Le dernier rapport du Conseil de la concurrence sur le secteur bancaire fait ressortir des écarts de prix importants entre les banques de la place, du moins pour ce qui est des commissions. Les différences vont en effet de 10 à 30%. Les établissements les plus chers sont ceux qui mettent en avant la qualité de leurs prestations : BMCE, BMCI, Crédit du Maroc et Société Générale. Les moins chers, à savoir la Banque Populaire, Attijariwafa bank et Crédit Agricole du Maroc ciblent des catégories de populations à revenus moins élevés. De manière générale, le conseil estime que la concurrence joue bien son rôle dans le secteur en matière de commissions.
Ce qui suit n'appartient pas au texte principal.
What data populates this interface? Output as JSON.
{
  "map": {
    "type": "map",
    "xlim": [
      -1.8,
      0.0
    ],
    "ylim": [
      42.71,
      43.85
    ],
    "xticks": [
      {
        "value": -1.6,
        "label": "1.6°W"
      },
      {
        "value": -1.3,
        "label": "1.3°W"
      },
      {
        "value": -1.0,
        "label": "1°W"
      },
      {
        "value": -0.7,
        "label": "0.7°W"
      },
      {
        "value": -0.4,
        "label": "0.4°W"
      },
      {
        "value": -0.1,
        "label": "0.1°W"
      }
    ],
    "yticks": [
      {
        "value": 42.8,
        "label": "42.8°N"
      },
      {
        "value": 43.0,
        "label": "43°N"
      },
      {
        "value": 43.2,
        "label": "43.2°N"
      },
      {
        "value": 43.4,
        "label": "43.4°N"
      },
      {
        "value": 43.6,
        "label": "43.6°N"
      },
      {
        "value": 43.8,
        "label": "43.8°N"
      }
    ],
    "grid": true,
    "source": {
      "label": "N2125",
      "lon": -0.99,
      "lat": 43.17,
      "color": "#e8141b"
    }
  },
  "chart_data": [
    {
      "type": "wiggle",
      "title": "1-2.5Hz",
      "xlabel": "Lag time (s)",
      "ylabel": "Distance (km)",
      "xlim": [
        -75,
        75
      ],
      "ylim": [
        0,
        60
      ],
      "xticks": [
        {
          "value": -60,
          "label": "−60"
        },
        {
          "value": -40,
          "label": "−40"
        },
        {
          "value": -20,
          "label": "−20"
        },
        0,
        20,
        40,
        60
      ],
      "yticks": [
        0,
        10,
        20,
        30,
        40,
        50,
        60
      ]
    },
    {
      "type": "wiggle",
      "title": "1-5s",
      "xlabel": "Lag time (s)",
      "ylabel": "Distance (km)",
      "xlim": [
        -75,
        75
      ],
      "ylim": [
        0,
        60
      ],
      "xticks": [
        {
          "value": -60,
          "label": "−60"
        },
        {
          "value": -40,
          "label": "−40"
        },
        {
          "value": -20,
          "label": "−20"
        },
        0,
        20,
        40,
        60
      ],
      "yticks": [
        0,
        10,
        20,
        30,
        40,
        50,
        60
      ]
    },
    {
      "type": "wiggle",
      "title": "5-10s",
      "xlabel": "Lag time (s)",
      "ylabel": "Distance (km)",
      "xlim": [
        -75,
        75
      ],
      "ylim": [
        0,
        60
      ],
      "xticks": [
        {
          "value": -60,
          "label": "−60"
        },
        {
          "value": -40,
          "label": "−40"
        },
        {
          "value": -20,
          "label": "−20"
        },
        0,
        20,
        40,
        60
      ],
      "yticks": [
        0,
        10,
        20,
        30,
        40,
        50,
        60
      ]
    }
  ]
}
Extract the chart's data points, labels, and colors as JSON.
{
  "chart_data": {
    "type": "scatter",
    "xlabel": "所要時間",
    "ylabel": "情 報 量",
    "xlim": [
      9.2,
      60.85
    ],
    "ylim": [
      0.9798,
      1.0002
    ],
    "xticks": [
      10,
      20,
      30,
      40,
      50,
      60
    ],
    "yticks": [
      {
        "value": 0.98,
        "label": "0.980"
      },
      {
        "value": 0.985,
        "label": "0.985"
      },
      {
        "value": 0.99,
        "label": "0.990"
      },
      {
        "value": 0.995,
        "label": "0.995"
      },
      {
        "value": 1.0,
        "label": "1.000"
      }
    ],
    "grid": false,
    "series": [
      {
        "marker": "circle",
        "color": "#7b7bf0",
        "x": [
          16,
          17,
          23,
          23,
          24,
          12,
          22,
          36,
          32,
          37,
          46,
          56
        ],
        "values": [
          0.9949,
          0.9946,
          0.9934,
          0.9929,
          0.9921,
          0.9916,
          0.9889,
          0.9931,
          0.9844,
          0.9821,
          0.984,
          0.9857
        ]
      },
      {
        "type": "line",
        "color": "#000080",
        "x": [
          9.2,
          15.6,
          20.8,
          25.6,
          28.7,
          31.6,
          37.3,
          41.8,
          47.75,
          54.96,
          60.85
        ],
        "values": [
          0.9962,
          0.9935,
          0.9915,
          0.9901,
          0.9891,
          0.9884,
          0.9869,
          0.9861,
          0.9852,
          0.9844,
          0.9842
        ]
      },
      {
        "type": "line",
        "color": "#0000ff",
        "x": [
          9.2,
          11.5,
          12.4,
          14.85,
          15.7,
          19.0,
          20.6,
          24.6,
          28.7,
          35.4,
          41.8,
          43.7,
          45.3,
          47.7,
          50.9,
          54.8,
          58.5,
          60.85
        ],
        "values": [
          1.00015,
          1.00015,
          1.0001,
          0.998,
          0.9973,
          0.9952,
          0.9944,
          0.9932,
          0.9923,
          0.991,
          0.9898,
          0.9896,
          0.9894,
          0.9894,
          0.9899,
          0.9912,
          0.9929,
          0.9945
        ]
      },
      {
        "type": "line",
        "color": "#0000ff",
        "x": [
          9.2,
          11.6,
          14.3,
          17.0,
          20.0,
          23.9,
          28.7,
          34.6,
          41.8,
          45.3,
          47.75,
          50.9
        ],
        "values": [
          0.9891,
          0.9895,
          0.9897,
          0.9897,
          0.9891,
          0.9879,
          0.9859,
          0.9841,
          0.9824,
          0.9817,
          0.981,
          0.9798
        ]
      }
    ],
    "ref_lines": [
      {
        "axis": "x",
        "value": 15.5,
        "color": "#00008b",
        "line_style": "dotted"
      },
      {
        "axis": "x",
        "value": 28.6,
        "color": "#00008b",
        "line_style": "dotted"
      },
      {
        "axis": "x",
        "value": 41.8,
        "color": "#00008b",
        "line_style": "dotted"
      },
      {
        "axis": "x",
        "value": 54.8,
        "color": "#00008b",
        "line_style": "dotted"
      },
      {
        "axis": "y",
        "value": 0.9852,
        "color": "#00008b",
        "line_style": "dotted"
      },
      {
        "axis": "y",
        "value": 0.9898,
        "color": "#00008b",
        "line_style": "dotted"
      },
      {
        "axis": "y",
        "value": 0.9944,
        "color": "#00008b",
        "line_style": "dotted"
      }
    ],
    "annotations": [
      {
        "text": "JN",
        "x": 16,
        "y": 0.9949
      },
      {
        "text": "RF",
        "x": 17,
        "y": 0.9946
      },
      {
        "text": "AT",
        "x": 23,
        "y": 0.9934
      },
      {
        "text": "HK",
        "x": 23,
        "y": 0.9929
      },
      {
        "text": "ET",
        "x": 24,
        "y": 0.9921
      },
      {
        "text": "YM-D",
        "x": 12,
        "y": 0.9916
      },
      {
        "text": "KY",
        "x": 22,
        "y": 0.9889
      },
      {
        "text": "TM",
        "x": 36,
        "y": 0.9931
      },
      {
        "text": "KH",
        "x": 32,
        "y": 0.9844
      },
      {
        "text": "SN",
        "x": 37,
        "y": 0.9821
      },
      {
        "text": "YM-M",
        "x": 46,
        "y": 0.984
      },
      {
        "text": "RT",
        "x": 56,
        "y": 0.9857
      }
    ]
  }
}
Cela dit, les banques se font tirer les oreilles par rapport à certaines de leurs pratiques commerciales. Allusion faite notamment aux ventes groupées de produits, pratiquées de manière plus ou moins abusives, notamment dans le cas des assurances imposées aux clients contractant des crédits. Ce genre de pratiques permet aux plus grandes banques commerciales d’occuper un maximum de segments de marché et d’engager leur clientèle sur la durée, barrant ainsi la route à la concurrence. Mais le conseil reste étonnamment muet sur le peu de concurrence que les banques se font au niveau des taux d’intérêt. En effet, comment expliquer que les grandes banques choisissent de s’aligner sur les taux pratiqués par les établissements de petite et moyenne taille alors qu’elles profitent en théorie de moindres coûts de refinancement. Cet aspect est d’autant plus important que la marge d’intérêts constitue le plus gros des revenus des banques marocaines : 80% de leur PNB contre à peine 12% pour la marge sur commissions. En Algérie, par exemple, les intérêts ne génèrent que 56% du PNB des banques contre 68% dans toute l’Afrique.